Accountability Model Excellent For Fitness Goals
At our training center, we regularly consult prospective clients by asking the question “What made you choose personal fitness training?” One of the most frequently recurring responses is, “Because I do better when I have to be accountable to someone.”
Every year, I notice countless individuals initiating their fitness resolutions in the month of January. Do your own informal study, and observe the number of people you see jogging, running and joining fitness clubs in January.
The attrition begins each month as those who have goals, often become disenchanted because of the effect that knowledge, discipline and motivation have on one another.
A significant part of success in fitness resolutions begins long before the physical activity begins. Instead, it starts with building an environment to be successful. This effort begins with becoming accountable to another person.

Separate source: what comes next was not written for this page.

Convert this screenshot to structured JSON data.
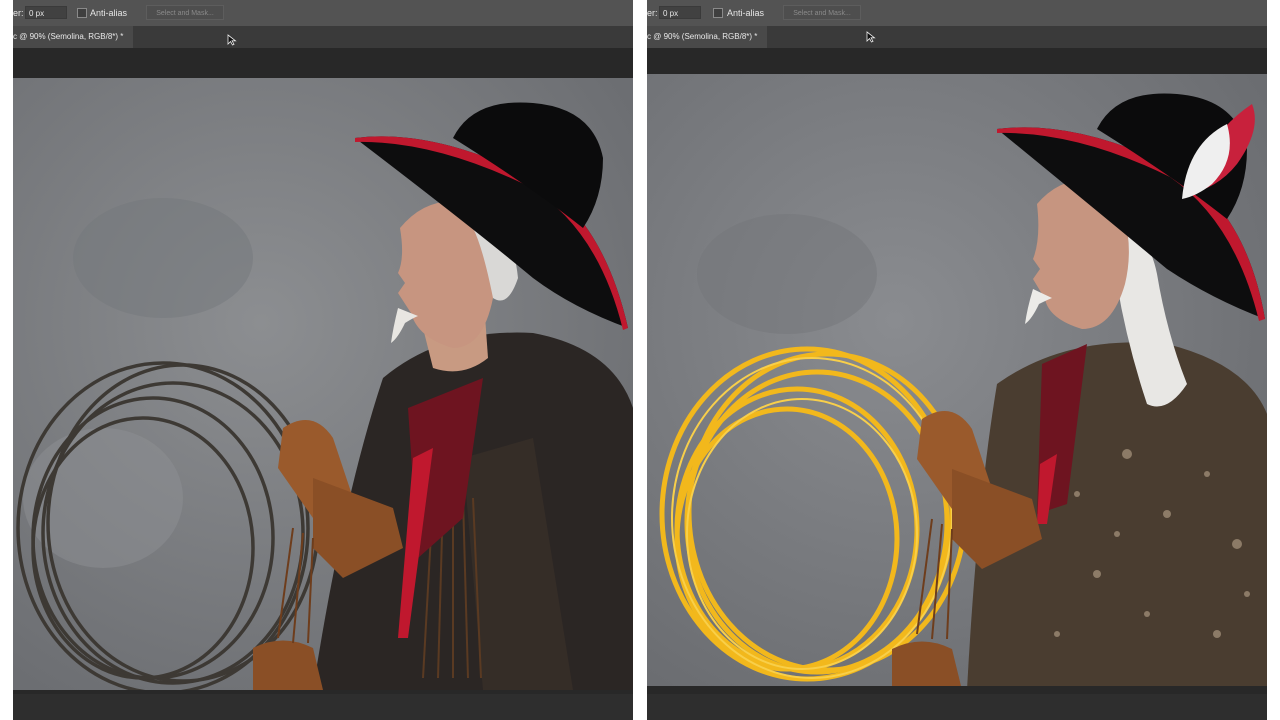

I am not a behaviorist, but what I have noticed is that when one individual is brought into the mix of a successful model, accountability takes hold. Ultimately, we don’t want to disappoint that person by being unavailable after we have made the commitment to meet them at the gym, on the running trail, or particular class we have signed up for.

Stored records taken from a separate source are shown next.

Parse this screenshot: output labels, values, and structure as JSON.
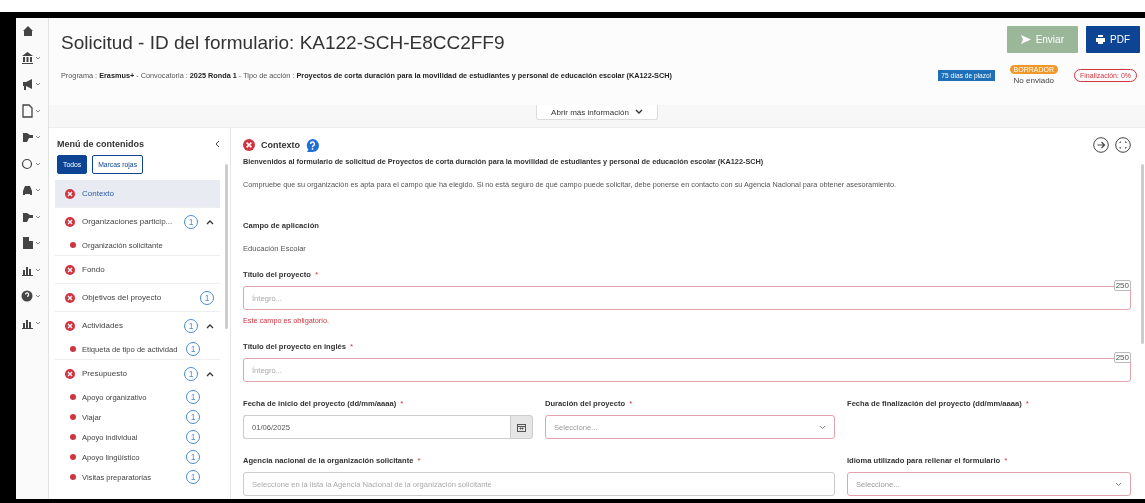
{
  "page": {
    "title": "Solicitud - ID del formulario: KA122-SCH-E8CC2FF9"
  },
  "actions": [
    {
      "label": "Enviar",
      "kind": "send",
      "disabled": true
    },
    {
      "label": "PDF",
      "kind": "pdf",
      "disabled": false
    }
  ],
  "info_line": "Programa : **Erasmus+** - Convocatoria : **2025 Ronda 1** - Tipo de acción : **Proyectos de corta duración para la movilidad de estudiantes y personal de educación escolar (KA122-SCH)**",
  "deadline_badge": "75 días de plazo!",
  "status": {
    "badge": "BORRADOR",
    "text": "No enviado"
  },
  "completion": "Finalización: 0%",
  "more_info_button": "Abrir más información",
  "menu": {
    "title": "Menú de contenidos",
    "filters": [
      {
        "label": "Todos",
        "selected": true
      },
      {
        "label": "Marcas rojas",
        "selected": false
      }
    ],
    "items": [
      {
        "label": "Contexto",
        "selected": true,
        "invalid": true
      },
      {
        "label": "Organizaciones particip...",
        "selected": false,
        "invalid": true,
        "count": "1",
        "expanded": true,
        "children": [
          {
            "label": "Organización solicitante",
            "invalid": true
          }
        ]
      },
      {
        "label": "Fondo",
        "selected": false,
        "invalid": true
      },
      {
        "label": "Objetivos del proyecto",
        "selected": false,
        "invalid": true,
        "count": "1"
      },
      {
        "label": "Actividades",
        "selected": false,
        "invalid": true,
        "count": "1",
        "expanded": true,
        "children": [
          {
            "label": "Etiqueta de tipo de actividad",
            "invalid": true,
            "count": "1"
          }
        ]
      },
      {
        "label": "Presupuesto",
        "selected": false,
        "invalid": true,
        "count": "1",
        "expanded": true,
        "children": [
          {
            "label": "Apoyo organizativo",
            "invalid": true,
            "count": "1"
          },
          {
            "label": "Viajar",
            "invalid": true,
            "count": "1"
          },
          {
            "label": "Apoyo individual",
            "invalid": true,
            "count": "1"
          },
          {
            "label": "Apoyo lingüístico",
            "invalid": true,
            "count": "1"
          },
          {
            "label": "Visitas preparatorias",
            "invalid": true,
            "count": "1"
          }
        ]
      }
    ]
  },
  "section": {
    "title": "Contexto",
    "invalid": true,
    "intro": "Bienvenidos al formulario de solicitud de Proyectos de corta duración para la movilidad de estudiantes y personal de educación escolar (KA122-SCH)",
    "note": "Compruebe que su organización es apta para el campo que ha elegido. Si no está seguro de qué campo puede solicitar, debe ponerse en contacto con su Agencia Nacional para obtener asesoramiento.",
    "field_of_application": {
      "label": "Campo de aplicación",
      "value": "Educación Escolar"
    },
    "field_rows": [
      [
        {
          "kind": "text",
          "label": "Título del proyecto",
          "required_mark": "*",
          "placeholder": "Íntegro...",
          "counter": "250",
          "invalid": true,
          "error": "Este campo es obligatorio."
        }
      ],
      [
        {
          "kind": "text",
          "label": "Título del proyecto en inglés",
          "required_mark": "*",
          "placeholder": "Íntegro...",
          "counter": "250",
          "invalid": true
        }
      ],
      [
        {
          "kind": "date",
          "label": "Fecha de inicio del proyecto (dd/mm/aaaa)",
          "required_mark": "*",
          "value": "01/06/2025",
          "invalid": false
        },
        {
          "kind": "select",
          "label": "Duración del proyecto",
          "required_mark": "*",
          "placeholder": "Seleccione...",
          "invalid": true
        },
        {
          "kind": "label",
          "label": "Fecha de finalización del proyecto (dd/mm/aaaa)",
          "required_mark": "*"
        }
      ],
      [
        {
          "kind": "text",
          "label": "Agencia nacional de la organización solicitante",
          "required_mark": "*",
          "placeholder": "Seleccione en la lista la Agencia Nacional de la organización solicitante",
          "invalid": false
        },
        {
          "kind": "select",
          "label": "Idioma utilizado para rellenar el formulario",
          "required_mark": "*",
          "placeholder": "Seleccione...",
          "invalid": true
        }
      ]
    ]
  }
}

While accountability to someone else is a terrific way to build a successful fitness environment there are some cold and hard truths to selecting the right person to help you achieve your goals. Several key components to that success include:
- Physicality – If it’s an activity that requires your strength or physical prowess to help the other person achieve their goals (“spottting” or keeping safe someone who is lifting heavy weights) strength or fitness compatibility matters. Remember that your ideal goal in this situation is to choose someone who is as focused on reaching their goal, as you are on your goal. You don’t need to be “best friends” to accomplish this.
- Personality – If it’s a class environment you are pursuing for health there need not be as much emphasis on becoming interdependent regarding each others physical prowess as much as dependability. Often the victory of getting to the class together has you serving as a cheerleader for one another which keeps each training partner on track.
- Dependability – Let’s face it, there is not greater buzz killer in training as a partner who is chronically late or making countless excuses as to why they can’t make it. Most of us are on schedules that don’t allow a cushion for a later-than-planned work-out. Many years ago I had a training partner that started showing up 15-20 minutes late for each session. This significantly eroded the success model we were trying to build and was a classic example of “good friend, bad training partner.” Again, while compatibility on some level matters, one need not be best friends to make this work. If you are serious about your goals, change training partners, or resolve yourself to make self-motivation your method of achieving success.
- Schedule yourself – Block out your calendar for your training session in the same way you would for any appointment. If possible make it a regular time and day slot each week so that you treat your fitness with equal importance.
- Courtesy – Undoubtedly, from time to time there will be events or situations that get in the way of your scheduled training time with your partner or fitness trainer. The key to maintaining an ongoing commitment is to give that person as much lead time as possible that you will be missing your session. Doing so, helps them prepare more effectively or fill that time in with another client or training partner.
While the accountability model is a terrific way to set up a successful training environment, it might not be best for you. If you are someone who likes the solitude of training alone, then it is best to figure out your own triggers that assist you in a motivated work-out plan.